Мы, молча, лежим и вслушиваемся в ночные звуки. Наверное, не случайно тревожилось нам. Поблизости кто-то был. Обостренным слухом мы это ощущали все время, но хлопотами с чаем, рубкой дров, громкими разговорами словно бы гнали ЭТО и успокаивали себя одновременно, стыдясь признаться друг другу в обычном страхе. Сейчас, когда мы просто лежали и молчали, присутствие неведомой опасности явственно выдавали какие-то долгие вздохи, хруст сухой ветки, тихие шаги в черноте сырого леса.

Генка неожиданно вскочил и потянулся к топору.

– Ты чего?! – спрашиваю, привстав.

– Белое… Там белое! Оно идет к нам! – каким-то незнакомым металлическим голосом медленно произнес Генка. Его остекленевшие глаза в свете костра стали красными, словно у взбешенного сиамского кота.

Я почувствовал, как в животе что-то оторвалось и стало холодно. Особенный ужас у меня вдруг вызвали красные выкаченные глаза приятеля, его крючковатый нос, чужой голос и вставшие дыбом волосы. Генка медленно отступал к костру, и я, проследив за его взглядом, действительно увидел что-то белесое и бесформенное, надвигающееся на нас. И тут, раскалывая ночь, где-то совсем рядом страшно и протяжно завыл волк. Этот взлетающий к небу звериный вопль неизбывной тоски начинался с низких всхлипывающих звуков и переходил в тонкий вой.

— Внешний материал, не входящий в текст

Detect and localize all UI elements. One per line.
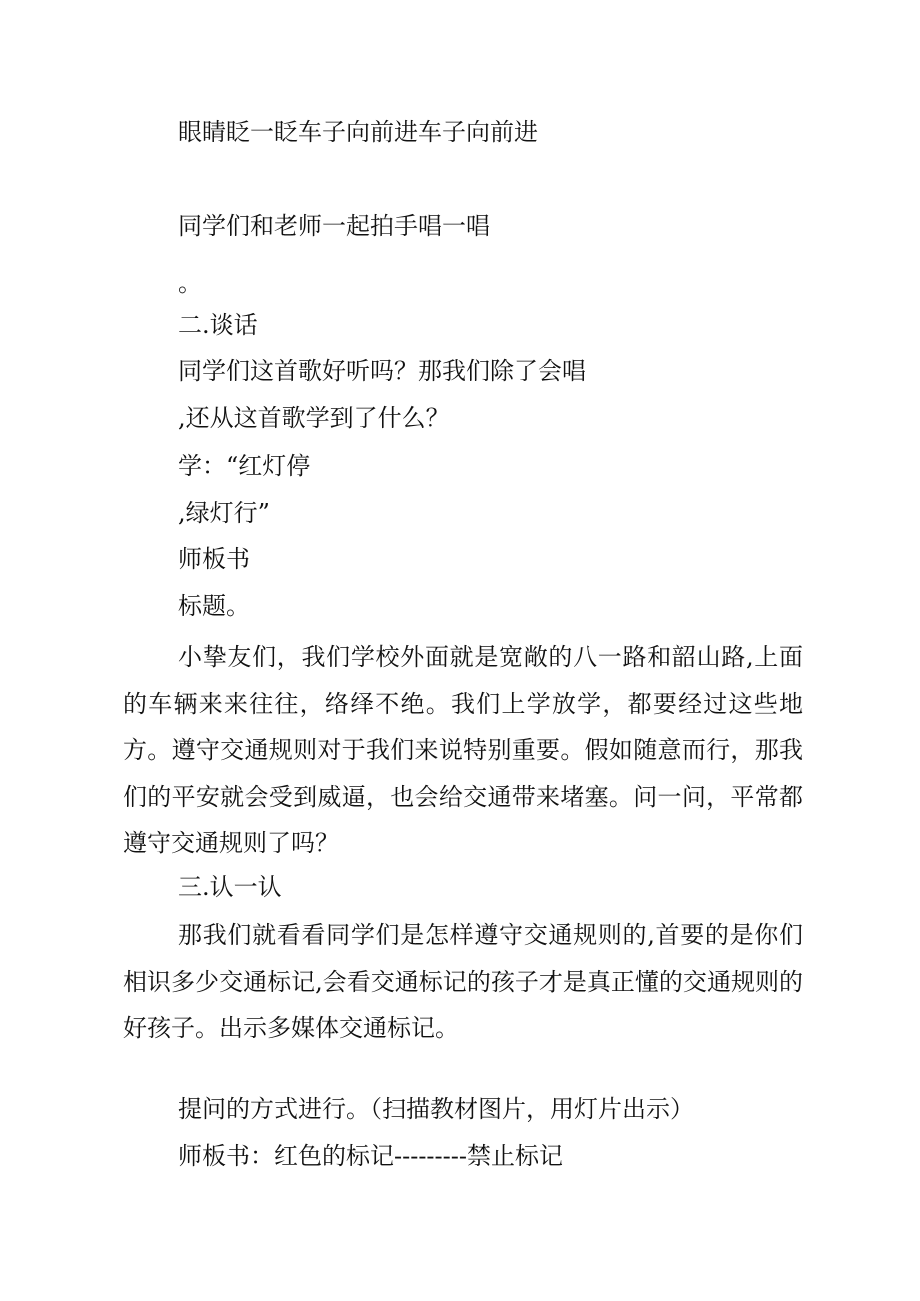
- section-heading-talk: 二.谈话: [178, 311, 258, 339]
- title-line: 标题。: [178, 592, 250, 620]
- section-heading-recognize: 三.认一认: [178, 873, 282, 901]
- sing-along-line: 同学们和老师一起拍手唱一唱: [178, 212, 490, 240]
- student-answer-line-1: 学：“红灯停: [178, 452, 311, 480]
- question-line-1: 同学们这首歌好听吗？那我们除了会唱: [178, 357, 586, 385]
- period-line: 。: [178, 269, 202, 297]
- song-lyric-line: 眼睛眨一眨车子向前进车子向前进: [178, 118, 538, 146]
- question-line-2: ,还从这首歌学到了什么？: [178, 404, 450, 432]
- traffic-signs-paragraph: 那我们就看看同学们是怎样遵守交通规则的,首要的是你们相识多少交通标记,会看交通标记的孩子才是真正懂的交通规则的好孩子。出示多媒体交通标记。: [123, 921, 803, 1043]
- teacher-board-line: 师板书: [178, 545, 250, 573]
- questioning-method-line: 提问的方式进行。（扫描教材图片，用灯片出示）: [178, 1095, 694, 1123]
- board-red-sign-line: 师板书：红色的标记---------禁止标记: [178, 1142, 563, 1170]
- traffic-rules-paragraph: 小挚友们，我们学校外面就是宽敞的八一路和韶山路,上面的车辆来来往往，络绎不绝。我们上学放学，都要经过这些地方。遵守交通规则对于我们来说特别重要。假如随意而行，那我们的平安就会受到威逼，也会给交通带来堵塞。问一问，平常都遵守交通规则了吗？: [123, 643, 803, 858]
- student-answer-line-2: ,绿灯行”: [178, 499, 270, 527]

Генка как-то странно подпрыгнул, и мне показалось, что он улетает. Я зачарованно смотрел на него и почему-то ждал, что за его спиной вот-вот откроются перепончатые кожаные крылья. Но Генка просто упал в костер, задымился и, залопотав что-то быстрое и неразборчивое, в один миг очутился на ближайшей сосне. Луна пристально глядела ему вслед.

Я уже устал от этого долгого ужаса и начал думать. Чего-чего, думать-то я умел и всегда гордился своим умением трезво оценивать обстановку.

– Гена, волки не могут сейчас выть. Просто не могут, не сезон, – подчеркнуто спокойно сказал я, обращаясь к приятелю, оседлавшему толстый сук.